Dat Groot-Brittannië zonder de VS haar pro-Arabische politiek niet kon voortzetten blijkt ook uit het feit dat de onderzoekscommissie van januari 1946 die voor een oplossing van het conflict moest zorgen een gedeelde Britse en Amerikaanse missie was. Het compromis dat deze gezamenlijke commissie voorstelde was de door de Britten gewenste binationale Arabische staat met autonomie voor de Joodse bevolking, gecombineerd met de toelating van 100.000 Holocaust slachtoffers in Palestina. Het voorstel werd zowel door de Arabieren als de Joden verworpen maar had kans van slagen gehad als het beleid van de VS ten opzichte van Palestina eenduidig was geweest. De Anglo-Amerikaanse onderzoekscommissie van 1946 werd van Amerikaanse zijde vooral gestuurd door het ministerie van Buitenlandse Zaken en het Middle-East Office, die in grote lijnen achter de Britse strategie inzake Palestina stonden. Truman liet zijn oor vooral naar de Zionisten en het Joodse electoraat hangen en dat was van doorslaggevend belang. Het compromis van de Anglo-Amerikaanse onderzoekscommissie kon alleen door Groot-Brittannië uitgevoerd worden met Amerikaanse militaire steun en op het gebied van militaire zaken was de Amerikaanse president leidend. Truman maakte op april 1946 bekend dat hij zich alleen aan de toelating van de 100.000 wilde committeren.
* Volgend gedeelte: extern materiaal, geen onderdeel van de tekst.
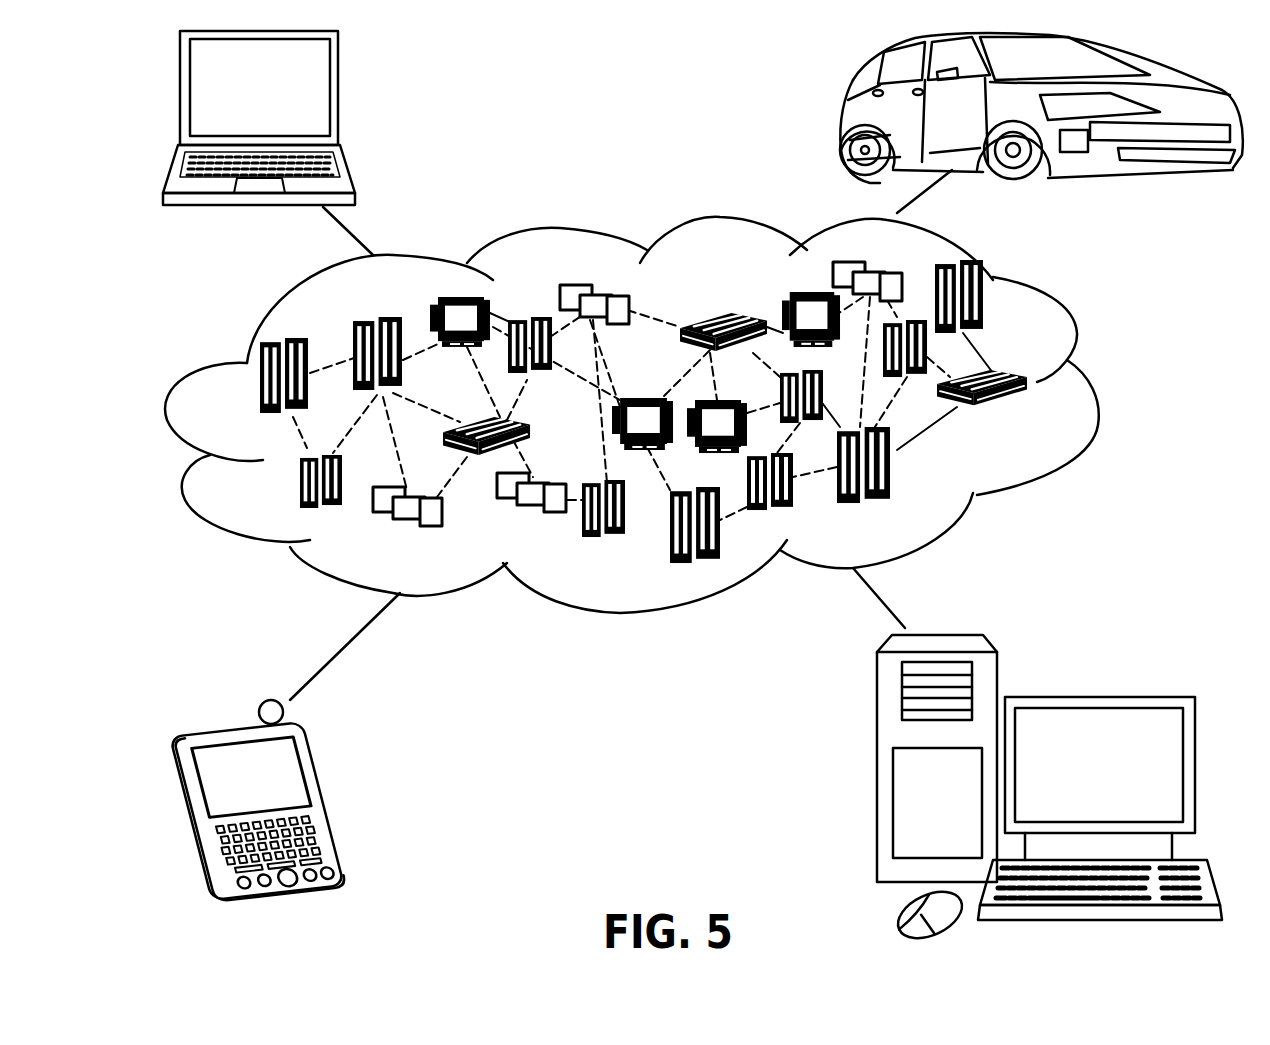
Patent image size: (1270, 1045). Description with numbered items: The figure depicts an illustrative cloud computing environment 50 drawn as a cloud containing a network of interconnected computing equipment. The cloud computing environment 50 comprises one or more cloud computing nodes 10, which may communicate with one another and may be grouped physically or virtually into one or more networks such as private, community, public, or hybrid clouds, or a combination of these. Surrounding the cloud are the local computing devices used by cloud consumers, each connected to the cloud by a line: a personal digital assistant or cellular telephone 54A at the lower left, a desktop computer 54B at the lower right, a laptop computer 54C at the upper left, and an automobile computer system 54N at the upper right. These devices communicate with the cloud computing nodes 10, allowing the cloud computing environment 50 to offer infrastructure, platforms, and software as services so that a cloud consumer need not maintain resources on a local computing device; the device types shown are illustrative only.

The cloud computing node 10 is at (1045, 422).
The cloud computing environment 50 is at (1097, 385).
The personal digital assistant or cellular telephone 54A is at (327, 797).
The desktop computer 54B is at (1098, 697).
The laptop computer 54C is at (340, 96).
The automobile computer system 54N is at (845, 116).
De overige maatregelen van het compromisvoorstel steunde hij niet en was ook niet bereid militaire steun voor de uitvoering toe te zeggen. Militaire steun was echter cruciaal voor het uitgeputte Groot-Brittannië.[38]
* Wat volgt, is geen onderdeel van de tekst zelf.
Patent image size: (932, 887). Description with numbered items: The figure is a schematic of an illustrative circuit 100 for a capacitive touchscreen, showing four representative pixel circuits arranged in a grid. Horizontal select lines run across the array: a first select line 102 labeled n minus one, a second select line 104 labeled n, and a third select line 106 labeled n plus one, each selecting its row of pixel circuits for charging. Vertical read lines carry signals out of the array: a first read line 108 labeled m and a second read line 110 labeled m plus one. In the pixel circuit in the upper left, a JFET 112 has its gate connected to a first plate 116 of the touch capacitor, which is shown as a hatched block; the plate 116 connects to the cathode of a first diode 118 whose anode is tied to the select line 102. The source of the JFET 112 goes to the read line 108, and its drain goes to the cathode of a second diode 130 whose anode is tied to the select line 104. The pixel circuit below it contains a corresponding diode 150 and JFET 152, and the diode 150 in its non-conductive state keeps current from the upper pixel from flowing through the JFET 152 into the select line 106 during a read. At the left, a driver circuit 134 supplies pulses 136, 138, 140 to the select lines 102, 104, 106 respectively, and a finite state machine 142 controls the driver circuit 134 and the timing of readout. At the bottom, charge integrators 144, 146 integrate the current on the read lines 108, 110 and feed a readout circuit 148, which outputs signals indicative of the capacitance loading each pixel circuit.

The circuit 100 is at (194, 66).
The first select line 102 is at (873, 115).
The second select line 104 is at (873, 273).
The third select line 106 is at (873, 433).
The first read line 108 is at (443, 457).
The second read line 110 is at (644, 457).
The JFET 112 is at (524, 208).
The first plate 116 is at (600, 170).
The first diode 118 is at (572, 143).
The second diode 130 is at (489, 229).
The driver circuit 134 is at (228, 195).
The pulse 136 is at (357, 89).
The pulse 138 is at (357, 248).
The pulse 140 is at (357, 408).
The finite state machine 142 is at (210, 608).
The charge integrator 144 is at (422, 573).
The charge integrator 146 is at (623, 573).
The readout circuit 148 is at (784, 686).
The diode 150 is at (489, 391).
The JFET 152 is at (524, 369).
De Holocaust en de immigratiestop hadden namelijk ook een verandering van de geweldssituatie in Palestina tot gevolg gehad. Vond het geweld in eerste instantie vooral tussen Joden en Arabieren plaats en vanaf de Arabische opstand vanuit het Arabische kamp ook richting de Britten, als gevolg van het pro-Arabische beleid en de immigratiestop werden de Britten met een terreurcampagne geconfronteerd van ondergrondse paramilitaire organisaties als de Sterngang en Irgun. Het hoogtepunt van deze terreur was het opblazen van het hoofdkwartier van de Britten, het King David Hotel in juli 1946. Groot-Brittannië werd gedwongen haar militaire aanwezigheid te vergroten naar 100.000 man, een militair voor iedere negentien inwoners van Palestina, terwijl ze daar militair gezien niet de ruimte voor had.[39]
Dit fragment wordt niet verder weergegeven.